So much more connects us than divides us.
Like...water. Water divides our continents, our states, our cities, our nations. And it connects us. Not only does it run through our places and our planet, it runs through our cells.
Cuban-American pianist Arturo O’Farrill reminded us of this last night during a free concert at @Bowdoin College here in Maine that I was highly privileged to attend. Sharing space in the same room with these fantastic Afro-Latin musicians and the audience was, as O’Farrill noted, sacred. One of the finest parts of the evening was watching the musicians wordlessly communicate with each other on stage: their eyes. Their gestures. Their smiles. Their music. Their bodies. We were, briefly and for this one moment, never to be repeated, bodies together in that room. We were, briefly and for that one moment, breathing the same air.
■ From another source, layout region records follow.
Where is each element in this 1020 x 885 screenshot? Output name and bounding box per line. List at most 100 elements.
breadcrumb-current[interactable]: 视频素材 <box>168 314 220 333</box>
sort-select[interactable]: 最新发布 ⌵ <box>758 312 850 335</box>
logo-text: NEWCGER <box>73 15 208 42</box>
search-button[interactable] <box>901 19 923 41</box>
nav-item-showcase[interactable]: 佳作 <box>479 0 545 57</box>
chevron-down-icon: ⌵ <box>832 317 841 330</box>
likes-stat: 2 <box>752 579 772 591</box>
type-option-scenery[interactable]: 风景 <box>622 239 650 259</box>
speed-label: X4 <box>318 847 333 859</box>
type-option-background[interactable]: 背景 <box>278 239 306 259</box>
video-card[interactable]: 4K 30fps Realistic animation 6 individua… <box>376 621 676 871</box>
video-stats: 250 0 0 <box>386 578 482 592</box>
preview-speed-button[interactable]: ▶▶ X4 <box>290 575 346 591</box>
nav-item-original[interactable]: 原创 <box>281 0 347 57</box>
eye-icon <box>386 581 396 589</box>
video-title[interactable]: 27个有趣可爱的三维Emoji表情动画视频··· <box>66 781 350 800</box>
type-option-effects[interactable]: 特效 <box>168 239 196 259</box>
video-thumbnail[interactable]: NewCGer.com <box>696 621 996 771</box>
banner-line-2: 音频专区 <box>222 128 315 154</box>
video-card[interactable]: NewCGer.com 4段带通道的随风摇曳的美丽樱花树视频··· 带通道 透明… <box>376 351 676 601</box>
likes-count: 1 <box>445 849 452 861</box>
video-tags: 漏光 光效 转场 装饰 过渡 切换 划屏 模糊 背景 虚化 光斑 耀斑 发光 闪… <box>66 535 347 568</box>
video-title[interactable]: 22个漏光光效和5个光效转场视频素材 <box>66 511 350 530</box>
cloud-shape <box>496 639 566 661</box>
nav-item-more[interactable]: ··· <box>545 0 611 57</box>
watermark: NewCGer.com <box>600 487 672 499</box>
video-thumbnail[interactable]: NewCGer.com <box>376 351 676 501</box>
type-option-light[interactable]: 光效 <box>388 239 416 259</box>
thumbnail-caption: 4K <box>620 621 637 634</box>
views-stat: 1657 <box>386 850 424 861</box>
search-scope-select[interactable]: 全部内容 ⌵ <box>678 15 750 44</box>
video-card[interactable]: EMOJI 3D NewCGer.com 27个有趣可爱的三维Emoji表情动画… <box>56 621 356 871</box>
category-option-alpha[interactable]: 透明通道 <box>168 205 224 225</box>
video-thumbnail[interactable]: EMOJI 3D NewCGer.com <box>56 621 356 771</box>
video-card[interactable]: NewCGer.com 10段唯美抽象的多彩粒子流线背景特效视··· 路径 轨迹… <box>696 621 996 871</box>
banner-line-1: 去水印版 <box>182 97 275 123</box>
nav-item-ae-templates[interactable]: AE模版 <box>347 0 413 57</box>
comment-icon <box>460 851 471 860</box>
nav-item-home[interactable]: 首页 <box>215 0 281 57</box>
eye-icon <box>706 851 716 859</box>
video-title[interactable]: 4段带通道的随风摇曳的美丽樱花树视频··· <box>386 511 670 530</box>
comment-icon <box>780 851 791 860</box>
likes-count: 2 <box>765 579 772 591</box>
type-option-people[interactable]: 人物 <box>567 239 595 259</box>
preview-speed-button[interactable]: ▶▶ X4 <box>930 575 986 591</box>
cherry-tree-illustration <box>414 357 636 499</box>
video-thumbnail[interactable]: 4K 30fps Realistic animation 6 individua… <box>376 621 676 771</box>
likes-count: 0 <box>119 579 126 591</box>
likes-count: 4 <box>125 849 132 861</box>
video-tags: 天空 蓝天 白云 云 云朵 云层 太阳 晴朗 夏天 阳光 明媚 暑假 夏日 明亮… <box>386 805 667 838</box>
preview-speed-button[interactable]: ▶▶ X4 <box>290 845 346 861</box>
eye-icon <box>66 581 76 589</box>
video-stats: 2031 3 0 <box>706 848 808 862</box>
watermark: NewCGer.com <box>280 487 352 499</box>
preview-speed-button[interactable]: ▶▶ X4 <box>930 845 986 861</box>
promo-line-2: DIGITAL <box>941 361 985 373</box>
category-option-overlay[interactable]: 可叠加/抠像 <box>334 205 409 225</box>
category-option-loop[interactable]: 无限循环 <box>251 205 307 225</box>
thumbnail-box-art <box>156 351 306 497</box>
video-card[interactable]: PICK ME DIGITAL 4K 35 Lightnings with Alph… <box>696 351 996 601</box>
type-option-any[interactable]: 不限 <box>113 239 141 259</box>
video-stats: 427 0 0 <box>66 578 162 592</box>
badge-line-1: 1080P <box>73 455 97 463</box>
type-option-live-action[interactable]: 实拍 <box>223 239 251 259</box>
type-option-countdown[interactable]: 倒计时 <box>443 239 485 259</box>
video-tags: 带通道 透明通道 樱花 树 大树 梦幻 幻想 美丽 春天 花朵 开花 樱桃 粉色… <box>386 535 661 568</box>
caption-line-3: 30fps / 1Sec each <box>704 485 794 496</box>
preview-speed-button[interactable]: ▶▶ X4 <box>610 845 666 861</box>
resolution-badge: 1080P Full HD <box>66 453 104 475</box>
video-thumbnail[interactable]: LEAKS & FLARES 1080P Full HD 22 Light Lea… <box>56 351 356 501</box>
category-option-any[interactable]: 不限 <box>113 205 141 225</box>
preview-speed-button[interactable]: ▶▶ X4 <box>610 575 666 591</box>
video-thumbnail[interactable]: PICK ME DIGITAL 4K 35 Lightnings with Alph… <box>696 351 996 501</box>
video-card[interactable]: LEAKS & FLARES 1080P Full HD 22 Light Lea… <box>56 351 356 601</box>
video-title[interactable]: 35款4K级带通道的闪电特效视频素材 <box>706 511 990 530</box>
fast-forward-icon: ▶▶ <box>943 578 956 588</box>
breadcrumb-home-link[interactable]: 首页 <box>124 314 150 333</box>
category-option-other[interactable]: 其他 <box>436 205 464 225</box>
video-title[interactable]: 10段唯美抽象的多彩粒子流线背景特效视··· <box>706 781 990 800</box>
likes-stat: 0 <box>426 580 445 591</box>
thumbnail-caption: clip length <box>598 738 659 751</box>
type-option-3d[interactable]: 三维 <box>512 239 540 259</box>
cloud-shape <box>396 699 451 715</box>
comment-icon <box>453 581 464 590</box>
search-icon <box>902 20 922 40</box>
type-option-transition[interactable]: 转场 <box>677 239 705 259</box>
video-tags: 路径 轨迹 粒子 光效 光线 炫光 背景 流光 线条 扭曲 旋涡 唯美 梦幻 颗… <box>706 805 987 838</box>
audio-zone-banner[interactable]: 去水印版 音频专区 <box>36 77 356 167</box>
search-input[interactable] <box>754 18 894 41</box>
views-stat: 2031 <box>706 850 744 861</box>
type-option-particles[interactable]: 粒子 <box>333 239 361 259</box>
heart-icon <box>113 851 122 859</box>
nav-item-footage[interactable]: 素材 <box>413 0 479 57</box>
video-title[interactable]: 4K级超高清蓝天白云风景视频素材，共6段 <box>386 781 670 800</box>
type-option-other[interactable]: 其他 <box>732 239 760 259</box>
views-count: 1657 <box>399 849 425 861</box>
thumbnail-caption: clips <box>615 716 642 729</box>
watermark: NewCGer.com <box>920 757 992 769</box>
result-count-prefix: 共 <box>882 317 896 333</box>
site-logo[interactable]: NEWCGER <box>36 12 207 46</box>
O’Farrill is a soft-spoken, energetic, sweating teddy bear of a man, son of the great Cuban musician Chico O’Farrill and father to two successful musicians, Adam and Zack. We had the great pleasure of meeting and hosting the O’Farrill family when the boys were quite young for a week in Stonington when O’Farrill appeared at the Deer Isle Jazz Festival, as part of which he was in residence at Haystack Mountain School of Crafts. I chased him into the backstage elevator after last night’s concert, to be rewarded with a giant hug all the way down. #blessed
Arturo reminded us of all that we share in his brief comments between extended stretches of music. Music is a language, he said. It connects us to mother Africa and to each other, trans-migration, cross boundaries. He told us about a new project he had recently completed, a documentary of which is scheduled to appear this month: Fandango at the Wall, in which he gathered musicians on both sides of the wall between San Diego and Tijuana for a jam session that built upon son jarocho music: Veracruz sound, “a venerable 500-year-old Afro-Mexican musical tradition.”
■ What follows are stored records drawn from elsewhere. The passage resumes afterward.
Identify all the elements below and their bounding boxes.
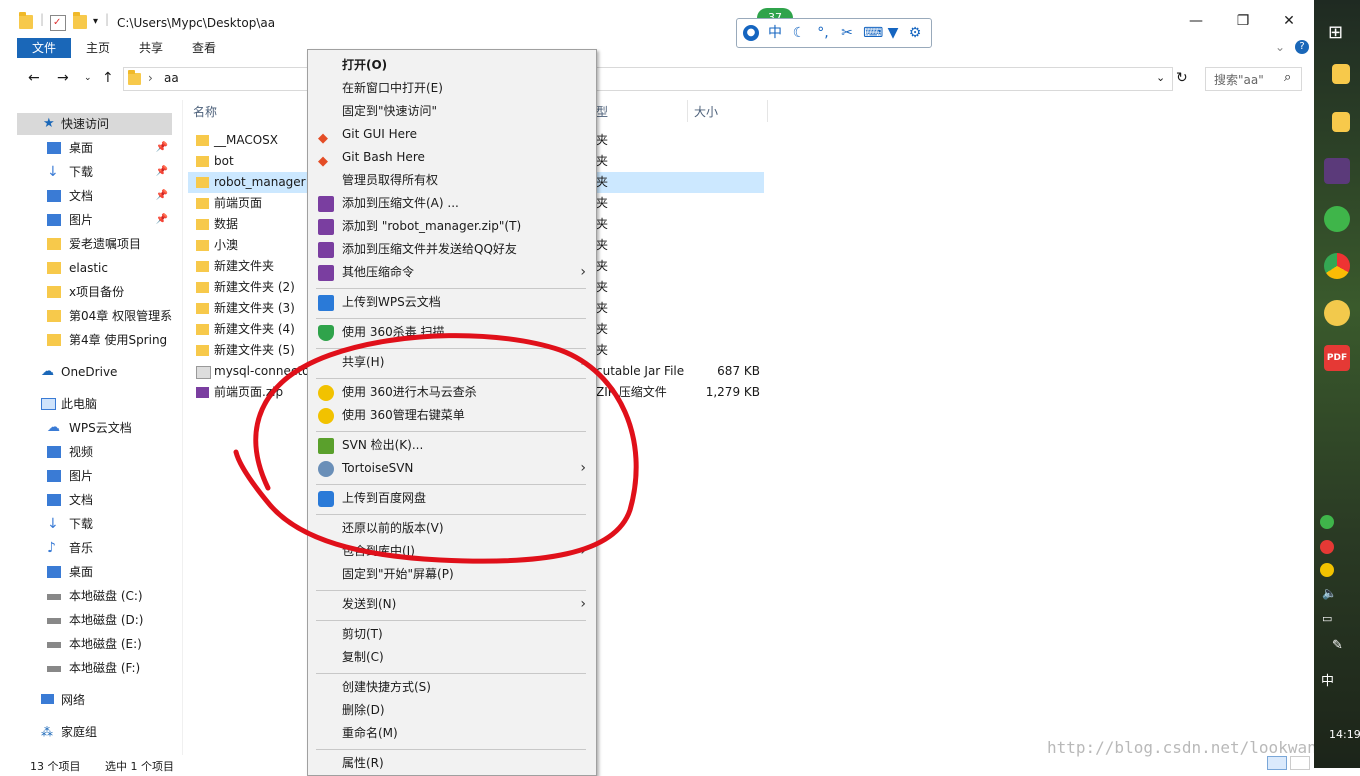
battery-icon[interactable]: ▭ xyxy=(1322,612,1332,625)
pdf-icon[interactable]: PDF xyxy=(1324,345,1350,371)
clock[interactable]: 14:19 xyxy=(1329,728,1360,741)
watermark: http://blog.csdn.net/lookwancc xyxy=(1047,738,1336,757)
item-count: 13 个项目 xyxy=(30,760,81,773)
selected-count: 选中 1 个项目 xyxy=(105,760,174,773)
app-icon[interactable] xyxy=(1324,158,1350,184)
app-icon[interactable] xyxy=(1324,300,1350,326)
360-browser-icon[interactable] xyxy=(1324,206,1350,232)
desktop-strip: ⊞ PDF 🔈 ▭ ✎ 中 14:19 xyxy=(1314,0,1360,768)
pen-icon[interactable]: ✎ xyxy=(1332,638,1343,653)
wechat-tray-icon[interactable] xyxy=(1320,515,1334,529)
ime-indicator[interactable]: 中 xyxy=(1321,670,1334,689)
chrome-icon[interactable] xyxy=(1324,253,1350,279)
red-annotation-circle xyxy=(233,333,639,564)
tray-icon[interactable] xyxy=(1320,540,1334,554)
volume-icon[interactable]: 🔈 xyxy=(1322,586,1337,600)
360-tray-icon[interactable] xyxy=(1320,563,1334,577)
folder-icon[interactable] xyxy=(1332,112,1350,132)
folder-icon[interactable] xyxy=(1332,64,1350,84)
windows-start-icon[interactable]: ⊞ xyxy=(1328,22,1343,43)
“Sound is not stopped by a wall,” O’Farrill reminded us lightly. Later, he told us that at a concert in Washington, D.C., he was making similar comments and a woman in the audience told him that music and art should not be political. “But music has always been political,” Arturo said, again in his calm, mild voice. “All of jazz. Nina Simone. Folk traditions. We have always used music to communicate about what matters to us.”
You can come experience some authentic son jarocho music on March 19 in Portland, when Portland Ovations brings the Los Angeles bad Las Cafeteras to PortCity. Their enthusiastic style crosses musical borders, and will bring the world to Maine that evening, welcoming us all home here from wherever we may start.
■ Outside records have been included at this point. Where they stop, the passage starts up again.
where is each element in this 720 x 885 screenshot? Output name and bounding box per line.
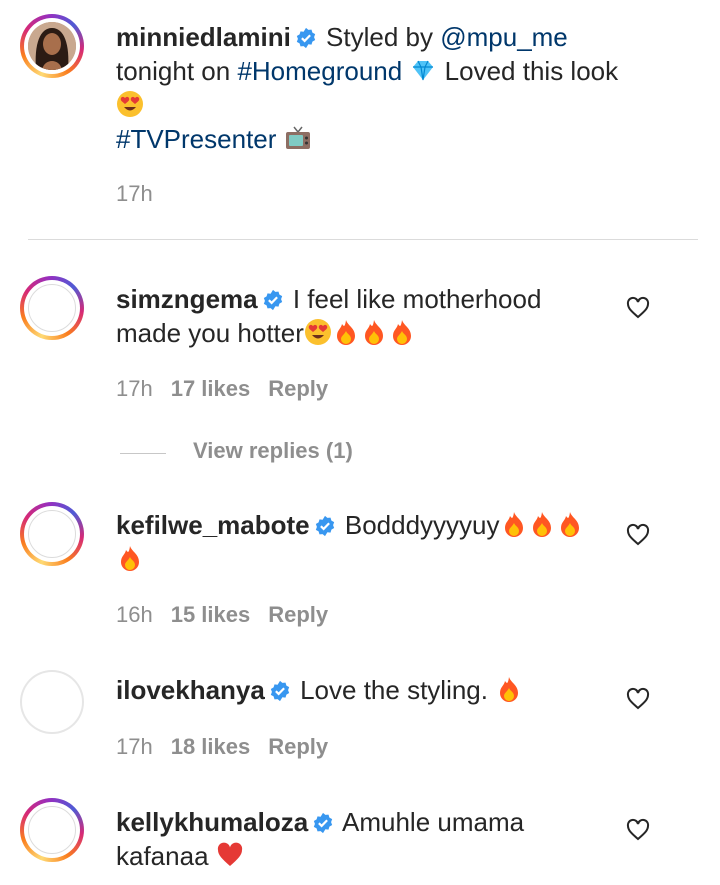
verified-badge-icon (270, 680, 290, 702)
reply-button[interactable]: Reply (268, 734, 328, 759)
comment-text: ilovekhanya Love the styling. (116, 673, 523, 707)
commenter-avatar[interactable] (20, 798, 84, 862)
comment-body-1: Amuhle umama (342, 807, 525, 837)
comment-text: kefilwe_mabote Bodddyyyyuy (116, 508, 584, 576)
fire-emoji-icon (364, 320, 383, 345)
caption-text-2: tonight on (116, 56, 238, 86)
like-heart-icon[interactable] (626, 296, 650, 320)
comment-text: simzngema I feel like motherhood made yo… (116, 282, 541, 350)
hashtag-tvpresenter[interactable]: #TVPresenter (116, 124, 276, 154)
comment-time: 17h (116, 734, 153, 759)
comment-username[interactable]: simzngema (116, 284, 258, 314)
comment-meta: 17h 18 likes Reply (116, 734, 346, 760)
comment-body-2: kafanaa (116, 841, 209, 871)
commenter-avatar[interactable] (20, 670, 84, 734)
verified-badge-icon (314, 812, 333, 834)
fire-emoji-icon (392, 320, 411, 345)
verified-badge-icon (296, 27, 315, 49)
fire-emoji-icon (121, 546, 139, 571)
caption-username[interactable]: minniedlamini (116, 22, 291, 52)
comment-meta: 17h 17 likes Reply (116, 376, 346, 402)
commenter-avatar[interactable] (20, 502, 84, 566)
comment-likes[interactable]: 15 likes (171, 602, 251, 627)
divider (28, 239, 698, 240)
comment-username[interactable]: ilovekhanya (116, 675, 265, 705)
caption-time: 17h (116, 181, 153, 206)
comment-likes[interactable]: 18 likes (171, 734, 251, 759)
verified-badge-icon (315, 515, 334, 537)
television-emoji-icon (285, 126, 310, 149)
caption-text-1: Styled by (326, 22, 441, 52)
commenter-avatar[interactable] (20, 276, 84, 340)
fire-emoji-icon (500, 677, 519, 702)
comment-likes[interactable]: 17 likes (171, 376, 251, 401)
mention-link[interactable]: @mpu_me (440, 22, 568, 52)
caption-meta: 17h (116, 181, 171, 207)
fire-emoji-icon (532, 512, 551, 537)
verified-badge-icon (263, 289, 282, 311)
comment-body-1: I feel like motherhood (292, 284, 542, 314)
caption-text: minniedlamini Styled by @mpu_me tonight … (116, 20, 618, 156)
reply-button[interactable]: Reply (268, 376, 328, 401)
comment-body-1: Bodddyyyyuy (344, 510, 500, 540)
comment-body-1: Love the styling. (300, 675, 496, 705)
like-heart-icon[interactable] (626, 818, 650, 842)
profile-photo (28, 22, 76, 70)
comment-time: 16h (116, 602, 153, 627)
red-heart-emoji-icon (217, 842, 242, 866)
comment-username[interactable]: kefilwe_mabote (116, 510, 310, 540)
caption-text-3: Loved this look (437, 56, 619, 86)
fire-emoji-icon (336, 320, 355, 345)
view-replies-line (120, 453, 166, 454)
comment-body-2: made you hotter (116, 318, 304, 348)
gem-emoji-icon (413, 60, 434, 81)
comment-text: kellykhumaloza Amuhle umama kafanaa (116, 805, 524, 873)
fire-emoji-icon (504, 512, 523, 537)
comment-username[interactable]: kellykhumaloza (116, 807, 308, 837)
heart-eyes-emoji-icon (304, 319, 331, 345)
heart-eyes-emoji-icon (117, 91, 143, 117)
comment-meta: 16h 15 likes Reply (116, 602, 346, 628)
like-heart-icon[interactable] (626, 687, 650, 711)
reply-button[interactable]: Reply (268, 602, 328, 627)
comment-time: 17h (116, 376, 153, 401)
fire-emoji-icon (560, 512, 579, 537)
caption-avatar[interactable] (20, 14, 84, 78)
view-replies-button[interactable]: View replies (1) (193, 438, 353, 464)
like-heart-icon[interactable] (626, 523, 650, 547)
hashtag-homeground[interactable]: #Homeground (237, 56, 402, 86)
O’Farrill’s 18 piece Afro-Latin Jazz Orchestra mixes players young and old and, despite its traditions, features three female brass players as well. With five saxophonists, four trumpets, one bass and three regular trombones, three percussionists, a bassist, and O’Farrill on piano the Jazz Orchestra finesses an amazing range of modalities, treading softly and sweetly on ballads prior to blowing the doors off the hall with the four trombonists coming to the edge of the stage to rock out a grand finale of New Orleans tradition in “Iko, Iko.”
Hey now. Hey now. How has art transformed YOUR heart and mind today?